Por un momento, el silencio que siguió fue casi ensordecedor; como un leve zumbido que le llenaba los oídos.

Sus ojos empezaron a llenarse de lágrimas lentamente y abrió la boca para hablar, pero no le salió nada.

Finalmente, forzó las palabras a través de sus labios temblorosos.

—Georgy… ¿qué… qué?

—Su voz temblaba mientras luchaba por mantenerse en pie—.

Tú… tú…
De repente, sintió una dolorosa opresión en el pecho, y fue como si hubieran succionado todo el aire de la habitación.

Respirar se volvió difícil mientras todo lo que había sucedido se le vino encima de golpe.

Al otro lado de la habitación, Mirena la observaba con atención.

Había visto muchas expresiones en el rostro de Camille esa noche: ira, humillación, odio, incluso momentos de falso triunfo.

Pero esta…
Esta era diferente.

Parecía casi como si Camille estuviera al borde de un ataque de pánico.

Como si pudiera desplomarse en cualquier momento.
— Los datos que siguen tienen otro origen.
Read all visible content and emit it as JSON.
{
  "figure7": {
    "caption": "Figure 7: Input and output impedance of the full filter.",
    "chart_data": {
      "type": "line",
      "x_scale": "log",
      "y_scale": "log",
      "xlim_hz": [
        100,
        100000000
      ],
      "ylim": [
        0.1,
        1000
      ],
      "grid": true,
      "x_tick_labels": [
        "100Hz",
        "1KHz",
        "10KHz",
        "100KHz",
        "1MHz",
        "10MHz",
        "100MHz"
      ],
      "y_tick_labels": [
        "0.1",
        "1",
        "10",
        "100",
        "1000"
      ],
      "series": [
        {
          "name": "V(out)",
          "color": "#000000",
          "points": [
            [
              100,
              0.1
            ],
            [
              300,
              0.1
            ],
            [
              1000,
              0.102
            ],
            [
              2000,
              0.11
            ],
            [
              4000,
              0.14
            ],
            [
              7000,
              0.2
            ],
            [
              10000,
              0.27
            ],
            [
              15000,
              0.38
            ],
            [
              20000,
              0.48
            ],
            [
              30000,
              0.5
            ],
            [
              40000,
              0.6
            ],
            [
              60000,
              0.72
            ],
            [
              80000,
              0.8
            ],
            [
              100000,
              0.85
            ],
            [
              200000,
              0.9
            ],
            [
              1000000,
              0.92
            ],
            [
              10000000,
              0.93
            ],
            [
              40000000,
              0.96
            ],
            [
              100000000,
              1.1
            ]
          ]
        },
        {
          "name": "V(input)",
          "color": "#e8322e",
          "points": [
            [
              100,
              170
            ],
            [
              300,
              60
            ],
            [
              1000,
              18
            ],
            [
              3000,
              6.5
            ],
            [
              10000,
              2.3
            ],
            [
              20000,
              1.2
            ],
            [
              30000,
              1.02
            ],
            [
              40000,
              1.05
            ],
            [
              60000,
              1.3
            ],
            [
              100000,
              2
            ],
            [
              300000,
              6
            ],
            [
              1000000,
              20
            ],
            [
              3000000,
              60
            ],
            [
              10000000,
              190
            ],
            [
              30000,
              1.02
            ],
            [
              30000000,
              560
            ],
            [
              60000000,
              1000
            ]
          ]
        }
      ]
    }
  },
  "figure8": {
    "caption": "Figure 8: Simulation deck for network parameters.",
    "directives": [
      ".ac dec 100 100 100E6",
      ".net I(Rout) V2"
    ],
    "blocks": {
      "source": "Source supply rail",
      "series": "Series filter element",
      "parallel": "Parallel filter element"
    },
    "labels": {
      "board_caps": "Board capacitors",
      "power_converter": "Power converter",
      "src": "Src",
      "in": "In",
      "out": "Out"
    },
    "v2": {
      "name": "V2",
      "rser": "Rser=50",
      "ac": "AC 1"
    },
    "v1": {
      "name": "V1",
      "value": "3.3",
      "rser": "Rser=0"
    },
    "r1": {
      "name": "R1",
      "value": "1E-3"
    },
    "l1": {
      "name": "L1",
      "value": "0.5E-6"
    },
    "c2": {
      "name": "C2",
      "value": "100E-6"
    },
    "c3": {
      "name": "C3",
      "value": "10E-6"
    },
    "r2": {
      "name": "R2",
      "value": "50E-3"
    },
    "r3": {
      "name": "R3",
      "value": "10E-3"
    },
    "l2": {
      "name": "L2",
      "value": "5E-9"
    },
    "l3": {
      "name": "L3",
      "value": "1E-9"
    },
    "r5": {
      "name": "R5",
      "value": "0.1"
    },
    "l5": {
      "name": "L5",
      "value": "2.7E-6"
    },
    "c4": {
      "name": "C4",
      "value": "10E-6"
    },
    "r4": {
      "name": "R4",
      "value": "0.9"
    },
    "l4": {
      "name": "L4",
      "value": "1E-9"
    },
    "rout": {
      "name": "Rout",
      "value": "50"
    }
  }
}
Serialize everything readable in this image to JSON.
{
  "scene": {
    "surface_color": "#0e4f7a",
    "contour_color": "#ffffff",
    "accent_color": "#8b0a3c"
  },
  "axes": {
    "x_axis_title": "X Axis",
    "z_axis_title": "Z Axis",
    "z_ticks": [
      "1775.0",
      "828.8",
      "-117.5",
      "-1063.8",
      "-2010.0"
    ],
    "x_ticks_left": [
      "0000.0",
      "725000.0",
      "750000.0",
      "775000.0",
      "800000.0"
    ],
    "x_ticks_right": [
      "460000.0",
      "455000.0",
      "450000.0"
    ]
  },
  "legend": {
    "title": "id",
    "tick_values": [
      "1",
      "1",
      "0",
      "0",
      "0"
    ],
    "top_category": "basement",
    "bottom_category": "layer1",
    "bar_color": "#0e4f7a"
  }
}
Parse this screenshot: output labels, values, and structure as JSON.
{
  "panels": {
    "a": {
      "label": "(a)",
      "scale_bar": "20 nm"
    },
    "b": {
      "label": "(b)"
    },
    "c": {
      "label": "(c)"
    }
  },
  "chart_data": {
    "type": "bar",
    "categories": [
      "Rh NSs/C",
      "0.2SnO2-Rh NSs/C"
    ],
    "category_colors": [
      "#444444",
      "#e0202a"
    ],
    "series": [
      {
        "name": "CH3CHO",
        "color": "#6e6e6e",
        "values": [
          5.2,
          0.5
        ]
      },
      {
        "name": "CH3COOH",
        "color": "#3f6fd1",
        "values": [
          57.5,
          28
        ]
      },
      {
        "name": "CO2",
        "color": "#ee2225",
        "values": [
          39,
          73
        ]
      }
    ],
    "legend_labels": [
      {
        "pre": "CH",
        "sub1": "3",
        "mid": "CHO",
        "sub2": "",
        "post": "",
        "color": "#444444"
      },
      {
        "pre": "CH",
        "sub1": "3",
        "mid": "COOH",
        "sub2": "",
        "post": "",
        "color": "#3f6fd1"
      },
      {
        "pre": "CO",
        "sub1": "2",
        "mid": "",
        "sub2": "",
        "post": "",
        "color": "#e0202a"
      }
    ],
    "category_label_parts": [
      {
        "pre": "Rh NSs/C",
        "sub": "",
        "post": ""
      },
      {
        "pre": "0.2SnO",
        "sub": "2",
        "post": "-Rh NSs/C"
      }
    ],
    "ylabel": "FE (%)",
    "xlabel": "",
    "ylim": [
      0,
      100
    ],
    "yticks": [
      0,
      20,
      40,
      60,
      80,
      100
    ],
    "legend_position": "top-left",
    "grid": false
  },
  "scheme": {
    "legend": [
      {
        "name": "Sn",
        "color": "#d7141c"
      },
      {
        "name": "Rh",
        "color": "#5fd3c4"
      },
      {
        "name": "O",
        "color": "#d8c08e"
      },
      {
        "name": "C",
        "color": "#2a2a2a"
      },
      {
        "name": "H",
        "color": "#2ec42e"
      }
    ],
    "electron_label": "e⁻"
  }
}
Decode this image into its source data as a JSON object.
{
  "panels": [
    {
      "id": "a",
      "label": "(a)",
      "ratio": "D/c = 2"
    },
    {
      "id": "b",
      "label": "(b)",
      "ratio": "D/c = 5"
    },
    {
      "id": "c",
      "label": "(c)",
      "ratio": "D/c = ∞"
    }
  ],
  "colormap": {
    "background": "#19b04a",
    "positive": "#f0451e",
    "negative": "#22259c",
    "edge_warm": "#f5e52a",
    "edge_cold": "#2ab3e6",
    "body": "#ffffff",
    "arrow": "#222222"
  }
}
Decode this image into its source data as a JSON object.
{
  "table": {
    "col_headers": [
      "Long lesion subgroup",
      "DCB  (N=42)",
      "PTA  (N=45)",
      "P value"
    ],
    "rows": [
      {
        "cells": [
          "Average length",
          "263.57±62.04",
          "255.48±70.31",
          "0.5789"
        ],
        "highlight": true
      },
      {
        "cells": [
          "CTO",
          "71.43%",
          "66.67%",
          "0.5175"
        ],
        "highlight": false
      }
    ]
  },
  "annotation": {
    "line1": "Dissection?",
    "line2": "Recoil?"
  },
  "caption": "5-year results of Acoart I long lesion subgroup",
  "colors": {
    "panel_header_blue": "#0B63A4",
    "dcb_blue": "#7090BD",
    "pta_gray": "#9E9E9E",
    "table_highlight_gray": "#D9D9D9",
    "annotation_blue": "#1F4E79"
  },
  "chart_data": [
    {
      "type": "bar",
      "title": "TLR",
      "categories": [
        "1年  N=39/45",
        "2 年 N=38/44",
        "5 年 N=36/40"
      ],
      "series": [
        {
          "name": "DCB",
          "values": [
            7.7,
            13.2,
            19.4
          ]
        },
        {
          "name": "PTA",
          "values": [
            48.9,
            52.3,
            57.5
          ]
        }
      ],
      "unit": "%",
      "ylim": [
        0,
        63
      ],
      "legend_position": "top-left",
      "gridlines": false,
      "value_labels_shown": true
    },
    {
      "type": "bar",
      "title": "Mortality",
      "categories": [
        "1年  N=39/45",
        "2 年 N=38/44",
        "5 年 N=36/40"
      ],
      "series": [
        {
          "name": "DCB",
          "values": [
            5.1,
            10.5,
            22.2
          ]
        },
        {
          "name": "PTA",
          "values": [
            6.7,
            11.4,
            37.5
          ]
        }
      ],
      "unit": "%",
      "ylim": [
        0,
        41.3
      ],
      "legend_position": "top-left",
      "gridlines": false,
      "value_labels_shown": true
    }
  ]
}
Y justo en ese instante, como si quisiera darle la razón a Mirena, el cuerpo de Camille se desplomó de repente.

—¡Camille!

—gritó Duncan, abalanzándose hacia delante justo a tiempo para atraparla antes de que cayera al suelo, amortiguando el impacto con su propio cuerpo.

—¡Oh, Dios mío, Camille!

—chilló Griselda, corriendo hacia ellos.

Acunó el pálido rostro de su hija con manos temblorosas.

—¡Cariño!

Cariño, abre los ojos.

¡Di algo!

¡Habla con Mami!

Dijo, revoloteando frenéticamente frente a Camille, tratándola con sumo cuidado como si fuera una frágil pieza de cristal.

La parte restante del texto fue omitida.